Last but not the least, SEC and ACC had a few changes as well, starting with Kevin Stallings, who moved to Pittsburgh to replace Dixon, while Bryce Drew will move to Vanderbilt. Jerood Hasse, after shocking the NCAA world with the upset of his UAB over Iowa State a couple of years ago, moved to Stanford and the Big 12. Travis Ford, fired by Oklahoma State, is the new head coach of St. Louis. Rick Stansbury, in his first coaching gig after the experience with Mississippi State in 2012, is back at work with Western Kentucky and already turned some heads by recruiting the five-star prospect Mitchell Robinson and by staying in the mix to sign Malik Newman up until the end. Last, but certainly not the least, Mike Dunleavy Sr is back in the coaching business, for the first time on a college bench with Tulane.
Of course there will be plenty of hot seats, starting with UCLA‘s Steve Alford. Illinois head coach John Groce is likely to be under pressure as well. Last season, a slew of injuries destroyed any kind of chemistry the team was developing, and the Fighting Illini attempt to return to relevance failed before it even got underway. Injuries might excuse such a disaster, but he will have to prove he is the right choice.

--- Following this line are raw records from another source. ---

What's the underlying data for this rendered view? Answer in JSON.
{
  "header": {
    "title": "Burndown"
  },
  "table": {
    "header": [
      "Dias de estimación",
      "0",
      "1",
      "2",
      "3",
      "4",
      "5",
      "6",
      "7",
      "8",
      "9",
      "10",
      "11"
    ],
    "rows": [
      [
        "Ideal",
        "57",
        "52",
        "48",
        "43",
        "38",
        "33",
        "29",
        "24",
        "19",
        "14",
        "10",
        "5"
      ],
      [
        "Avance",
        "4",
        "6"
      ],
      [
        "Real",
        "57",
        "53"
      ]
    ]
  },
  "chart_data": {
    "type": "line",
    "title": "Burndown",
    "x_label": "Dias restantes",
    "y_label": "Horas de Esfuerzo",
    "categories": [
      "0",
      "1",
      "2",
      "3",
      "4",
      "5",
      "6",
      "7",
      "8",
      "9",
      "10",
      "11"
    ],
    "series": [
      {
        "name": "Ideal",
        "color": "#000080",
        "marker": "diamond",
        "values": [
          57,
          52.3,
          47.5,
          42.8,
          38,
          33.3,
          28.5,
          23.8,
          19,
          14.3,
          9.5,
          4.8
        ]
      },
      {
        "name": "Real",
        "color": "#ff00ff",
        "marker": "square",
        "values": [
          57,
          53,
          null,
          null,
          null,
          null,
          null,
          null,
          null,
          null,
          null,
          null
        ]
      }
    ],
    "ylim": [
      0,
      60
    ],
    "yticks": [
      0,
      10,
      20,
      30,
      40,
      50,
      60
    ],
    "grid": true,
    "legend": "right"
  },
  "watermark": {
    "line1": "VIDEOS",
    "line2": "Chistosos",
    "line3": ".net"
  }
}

Another coach not living up to expectations is Richard Pitino, who does not seem to be quite at his father level and very much in danger of losing his job in Minnesota. After a decent first season, closed with the NIT title, Pitino Jr never succeeded in turning his players into a coherent team, with poor results in the Big 10. Finally, LSU bench might be available in the near future. Ben Simmons, the biggest talent in Baton Rouge since Shaquille O’Neal, was not enough to go back to winning. And now Johnny Jones is under scrutiny and must get his ticket for the 2017 tournament, especially considering the level of competition in the conference is not prohibitive.